Born into one of Italy’s wealthiest families, Feltrinelli was a controversial left-wing activist with connections to Che Guevara and Fidel Castro.

He published some of the greatest literary works of the 20th century including The Leopard, which became the biggest- selling novel in Italian history, and Doctor Zhivago.

Praxis Makes Perfect is a musical biopic of Feltrinelli’s colourful life viewed through the lens of Gruff Rhys’ highly original songwriting and Boom Bip’s shimmering, synth-heavy production.

Bedwyr Williams is the acclaimed Welsh artist participating at the Wales in Venice Cymru Yn Fenis Collateral Event of the 55th International Art Exhibition, in a project jointly curated by MOSTYN and Oriel Davies and supported by the Arts Council of Wales.

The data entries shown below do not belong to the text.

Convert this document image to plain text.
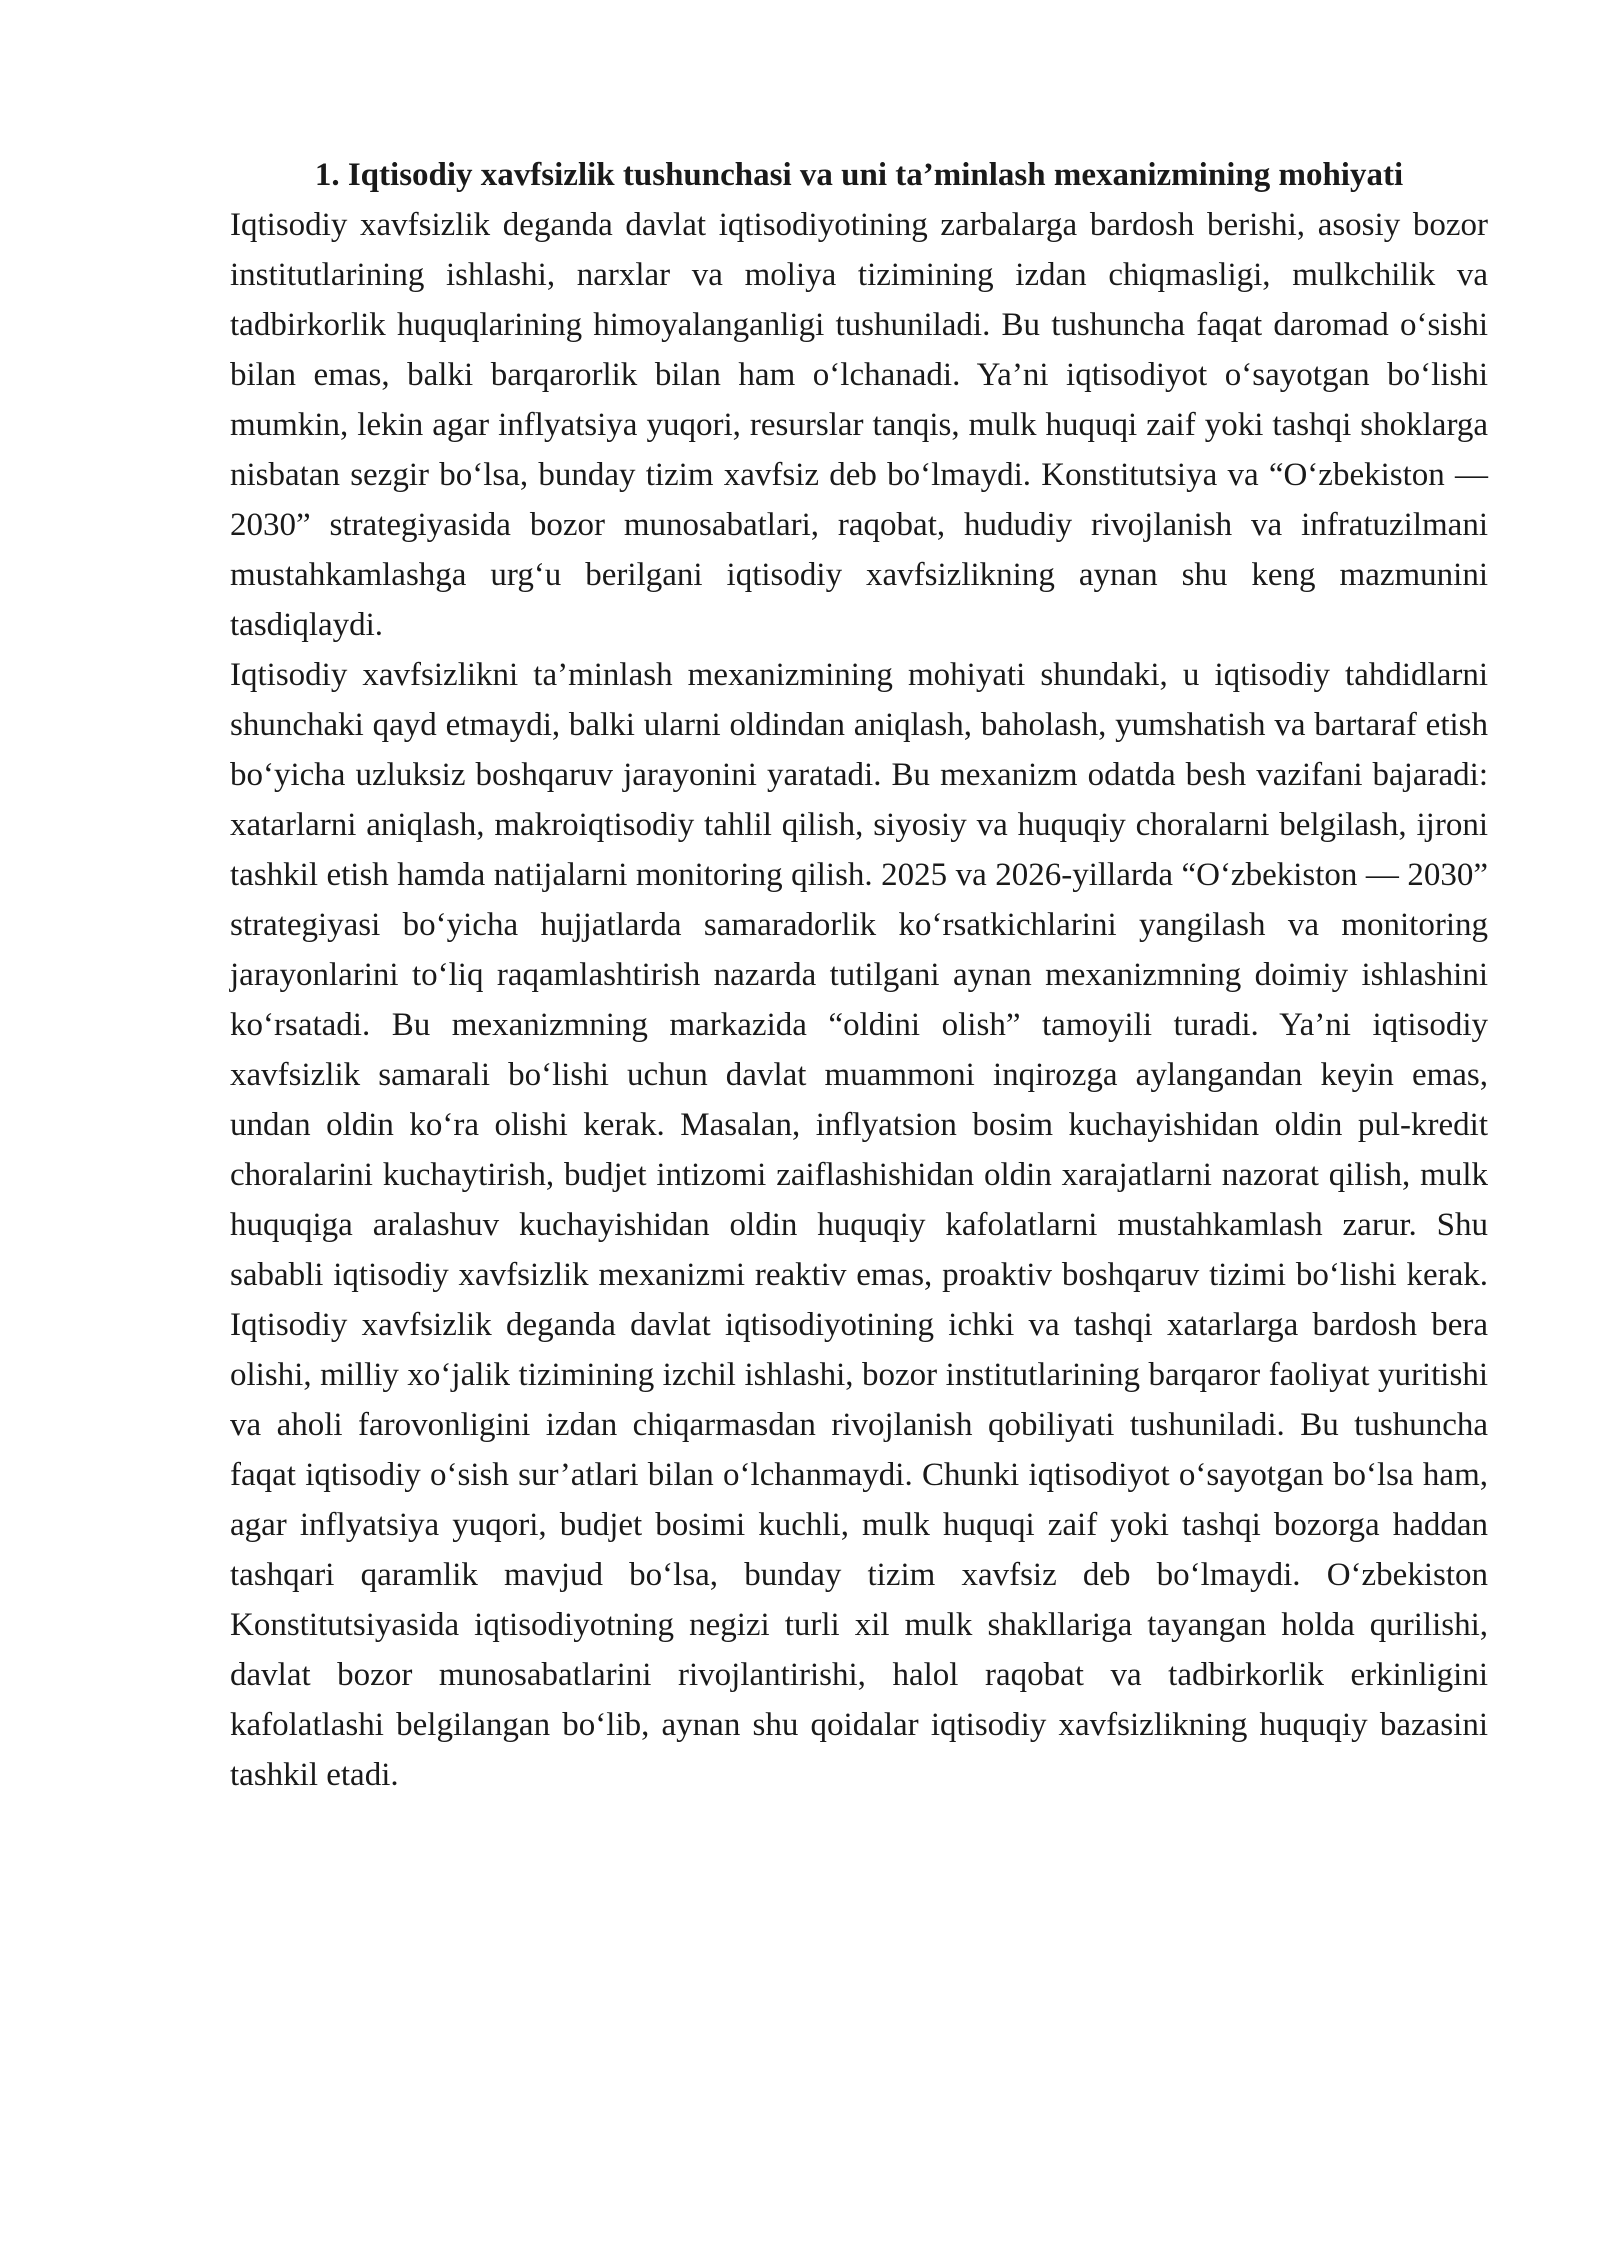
1. Iqtisodiy xavfsizlik tushunchasi va uni ta’minlash mexanizmining mohiyati

Iqtisodiy xavfsizlik deganda davlat iqtisodiyotining zarbalarga bardosh berishi, asosiy bozor institutlarining ishlashi, narxlar va moliya tizimining izdan chiqmasligi, mulkchilik va tadbirkorlik huquqlarining himoyalanganligi tushuniladi. Bu tushuncha faqat daromad o‘sishi bilan emas, balki barqarorlik bilan ham o‘lchanadi. Ya’ni iqtisodiyot o‘sayotgan bo‘lishi mumkin, lekin agar inflyatsiya yuqori, resurslar tanqis, mulk huquqi zaif yoki tashqi shoklarga nisbatan sezgir bo‘lsa, bunday tizim xavfsiz deb bo‘lmaydi. Konstitutsiya va “O‘zbekiston — 2030” strategiyasida bozor munosabatlari, raqobat, hududiy rivojlanish va infratuzilmani mustahkamlashga urg‘u berilgani iqtisodiy xavfsizlikning aynan shu keng mazmunini tasdiqlaydi.

Iqtisodiy xavfsizlikni ta’minlash mexanizmining mohiyati shundaki, u iqtisodiy tahdidlarni shunchaki qayd etmaydi, balki ularni oldindan aniqlash, baholash, yumshatish va bartaraf etish bo‘yicha uzluksiz boshqaruv jarayonini yaratadi. Bu mexanizm odatda besh vazifani bajaradi: xatarlarni aniqlash, makroiqtisodiy tahlil qilish, siyosiy va huquqiy choralarni belgilash, ijroni tashkil etish hamda natijalarni monitoring qilish. 2025 va 2026-yillarda “O‘zbekiston — 2030” strategiyasi bo‘yicha hujjatlarda samaradorlik ko‘rsatkichlarini yangilash va monitoring jarayonlarini to‘liq raqamlashtirish nazarda tutilgani aynan mexanizmning doimiy ishlashini ko‘rsatadi. Bu mexanizmning markazida “oldini olish” tamoyili turadi. Ya’ni iqtisodiy xavfsizlik samarali bo‘lishi uchun davlat muammoni inqirozga aylangandan keyin emas, undan oldin ko‘ra olishi kerak. Masalan, inflyatsion bosim kuchayishidan oldin pul-kredit choralarini kuchaytirish, budjet intizomi zaiflashishidan oldin xarajatlarni nazorat qilish, mulk huquqiga aralashuv kuchayishidan oldin huquqiy kafolatlarni mustahkamlash zarur. Shu sababli iqtisodiy xavfsizlik mexanizmi reaktiv emas, proaktiv boshqaruv tizimi bo‘lishi kerak. Iqtisodiy xavfsizlik deganda davlat iqtisodiyotining ichki va tashqi xatarlarga bardosh bera olishi, milliy xo‘jalik tizimining izchil ishlashi, bozor institutlarining barqaror faoliyat yuritishi va aholi farovonligini izdan chiqarmasdan rivojlanish qobiliyati tushuniladi. Bu tushuncha faqat iqtisodiy o‘sish sur’atlari bilan o‘lchanmaydi. Chunki iqtisodiyot o‘sayotgan bo‘lsa ham, agar inflyatsiya yuqori, budjet bosimi kuchli, mulk huquqi zaif yoki tashqi bozorga haddan tashqari qaramlik mavjud bo‘lsa, bunday tizim xavfsiz deb bo‘lmaydi. O‘zbekiston Konstitutsiyasida iqtisodiyotning negizi turli xil mulk shakllariga tayangan holda qurilishi, davlat bozor munosabatlarini rivojlantirishi, halol raqobat va tadbirkorlik erkinligini kafolatlashi belgilangan bo‘lib, aynan shu qoidalar iqtisodiy xavfsizlikning huquqiy bazasini tashkil etadi.
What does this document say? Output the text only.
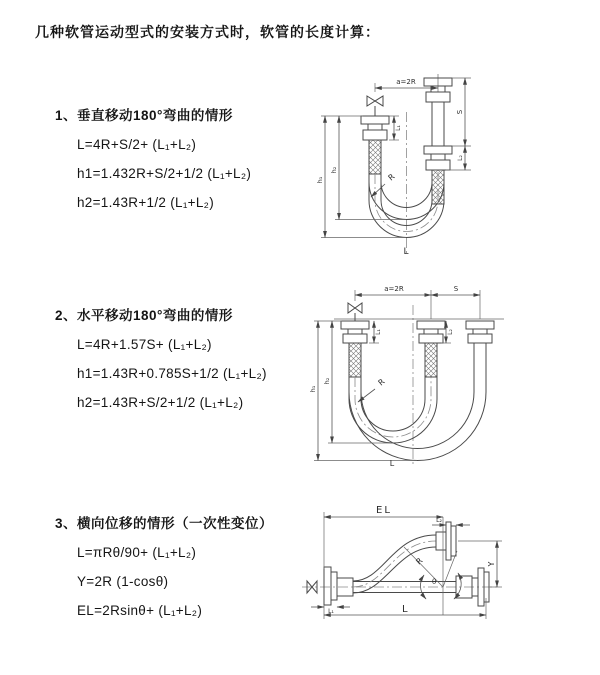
几种软管运动型式的安装方式时，软管的长度计算：
1、垂直移动180°弯曲的情形
L=4R+S/2+ (L₁+L₂)
h1=1.432R+S/2+1/2 (L₁+L₂)
h2=1.43R+1/2 (L₁+L₂)
2、水平移动180°弯曲的情形
L=4R+1.57S+ (L₁+L₂)
h1=1.43R+0.785S+1/2 (L₁+L₂)
h2=1.43R+S/2+1/2 (L₁+L₂)
3、横向位移的情形（一次性变位）
L=πRθ/90+ (L₁+L₂)
Y=2R (1-cosθ)
EL=2Rsinθ+ (L₁+L₂)
a=2R
h₁
h₂
L₁
S
L₂
R
L
a=2R	S
h₁
h₂
L₁	L₂
R
L
θ
EL
L₂
Y
L
L₁
R
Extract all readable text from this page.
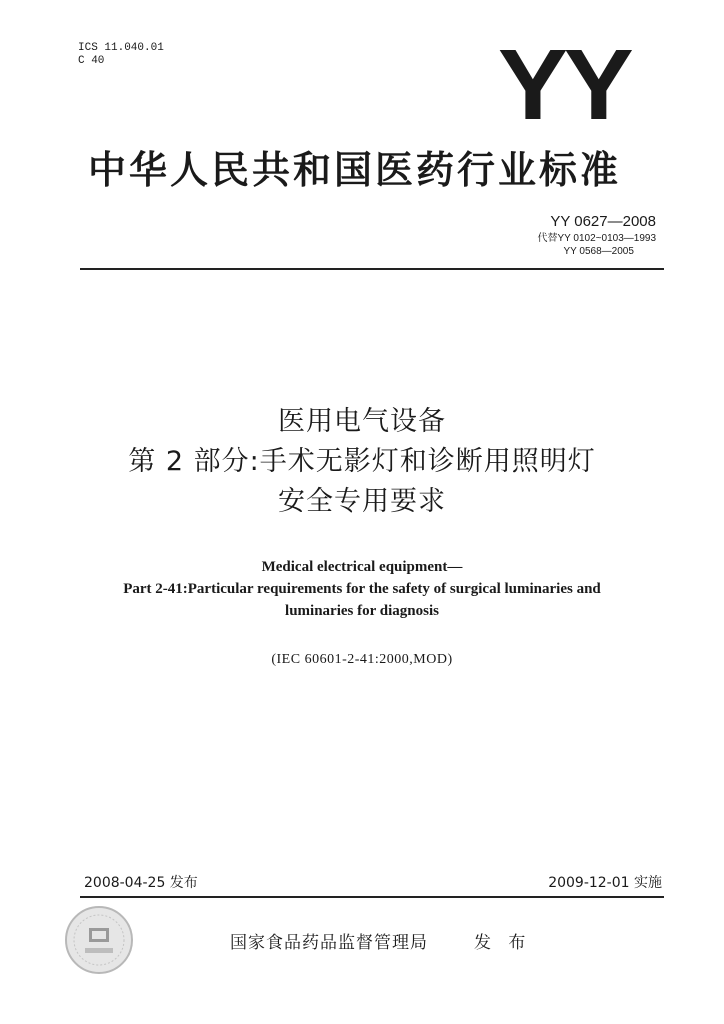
ICS 11.040.01
C 40	YY
中华人民共和国医药行业标准
YY 0627—2008
代替YY 0102~0103—1993
YY 0568—2005
医用电气设备
第 2 部分:手术无影灯和诊断用照明灯
安全专用要求
Medical electrical equipment—
Part 2-41:Particular requirements for the safety of surgical luminaries and
luminaries for diagnosis
(IEC 60601-2-41:2000,MOD)
2008-04-25 发布	2009-12-01 实施
国家食品药品监督管理局	发 布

His exhibition, The Starry Messenger, explores the relationships between stargazing and the individual, the cosmos, and the role of the amateur in a professional world.

The Starry Messenger references Galileo’s short treatise, Sidereus Nuncius (Starry Messenger), which was written in Venice and published in 1610 and detailed Galileo’s early observations when he first looked through a telescope.

Throughout the exhibition, visitors’ senses will be filled with the sights and sounds of a domesticated cosmos, as Williams draws on imagery from both the homely setting of the hobbyist and the unknowable universe at large, paying homage to the awe-struck amateur astronomer.